遺産分割の話し合いは、想像を超える大変さ
超高齢化社会・多死社会となった日本では、日々多くの遺産相続が発生しています。また、文化の成熟に伴い人々の価値観も多様化し、生涯独身を通す人、離婚・再婚を経験する人、結婚という枠に縛られずにパートナーや婚外子をもつ人など、従来には少なかった生き方、家族の持ち方をする人も増えています。
相続発生時、高齢の親を中年になった子どもたちが見送る、というケースばかりではありません。親の離婚・再婚等の影響で、会ったこともないきょうだい(相続人)の存在が発覚するケース、養子縁組しているケース、相続人の立場の人がすでになく、代襲相続人が複数人存在するケースなども珍しくありません。
事情はどうであれ、相続人の人数が多ければ多いほど、相続の話し合いが大変になることは確実です。ならば、話し合う人数を整理する方法はないのでしょうか?
じつは、相続手続きの裏ワザとして「相続分の譲渡」の活用により、遺産相続の話し合いに参加する人数を減らす方法があります。
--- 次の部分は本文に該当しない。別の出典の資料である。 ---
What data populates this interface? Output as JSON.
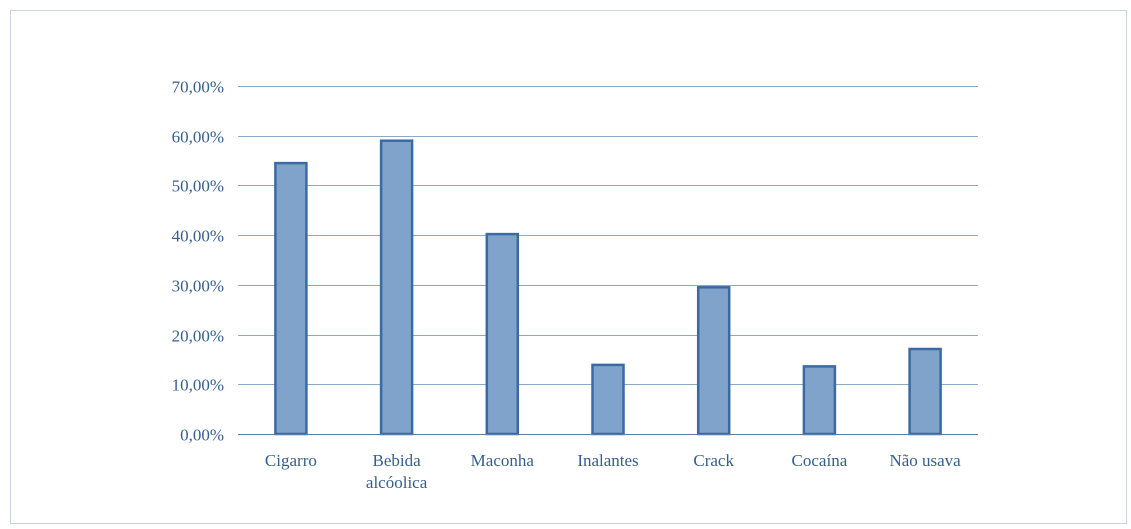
{
  "chart_data": {
    "type": "bar",
    "categories": [
      "Cigarro",
      "Bebida alcóolica",
      "Maconha",
      "Inalantes",
      "Crack",
      "Cocaína",
      "Não usava"
    ],
    "category_lines": [
      [
        "Cigarro"
      ],
      [
        "Bebida",
        "alcóolica"
      ],
      [
        "Maconha"
      ],
      [
        "Inalantes"
      ],
      [
        "Crack"
      ],
      [
        "Cocaína"
      ],
      [
        "Não usava"
      ]
    ],
    "values": [
      54.5,
      59.0,
      40.2,
      13.9,
      29.5,
      13.6,
      17.1
    ],
    "ylim": [
      0,
      70
    ],
    "yticks": [
      0,
      10,
      20,
      30,
      40,
      50,
      60,
      70
    ],
    "ytick_labels": [
      "0,00%",
      "10,00%",
      "20,00%",
      "30,00%",
      "40,00%",
      "50,00%",
      "60,00%",
      "70,00%"
    ],
    "title": "",
    "xlabel": "",
    "ylabel": "",
    "grid": true,
    "legend": "none",
    "colors": {
      "bar_fill": "#7fa3cb",
      "bar_stroke": "#3a6aa3",
      "grid": "#8aa9c8",
      "axis": "#5b7fa8",
      "text": "#335f94"
    }
  }
}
各人の相続の状況にマッチしていることが大切ですが、うまく使えれば、比較的短時間で問題解決することも可能です。
下記、具体例を見ていきましょう。
「子のない叔母の相続人」は、どこまで?
Q 子のないおばが死亡。相続人となるのはだれ?
Aさんは実母の死後、かわいがってくれたおば(母の妹)を自宅に引き取り、最後までお世話をしました。しかし残念ながら、おばは亡くなりました。そのため、おばの遺産の整理をしたいと考えています。おばに子どもはおらず、おばの両親(Aさんの祖父母)もすでに他界しています。実母とおばにはほかにも数人のきょうだい(Aさんのおじおば)がいますが、そのきょうだいたちもすでに亡くなっており、それぞれ数人ずつ子ども(Aさんのいとこ)がいます。おばの残した財産について、だれと、どこまで話しうべきでしょうか。
A おばのきょうだい全員が相続人
上記の例の場合、まず、亡くなったおばのきょうだい全員が相続人となります。
相談者のAさんは長女の子で(下記図表参照)、今回亡くなったおばは次女です。Aさんは、おばの生前、子どものいないおばと同居し、亡くなるまでの数年間、介護を続けてきました。今回、おばが亡くなって5ヵ月がたったので、そろそろ遺産の整理をしようと考えました。そこで、だれと話し合ったらいいのかを考えています。
上述したように、おばに子どもはおらず、両親もすでに他界しているため、相続人はおばのきょうだいです。しかし、きょうだい(長女、長男、次男、三女)もすでに全員亡くなっているため、さらにその子(甥・姪)であるA~Hの、合計8人が相続人になります。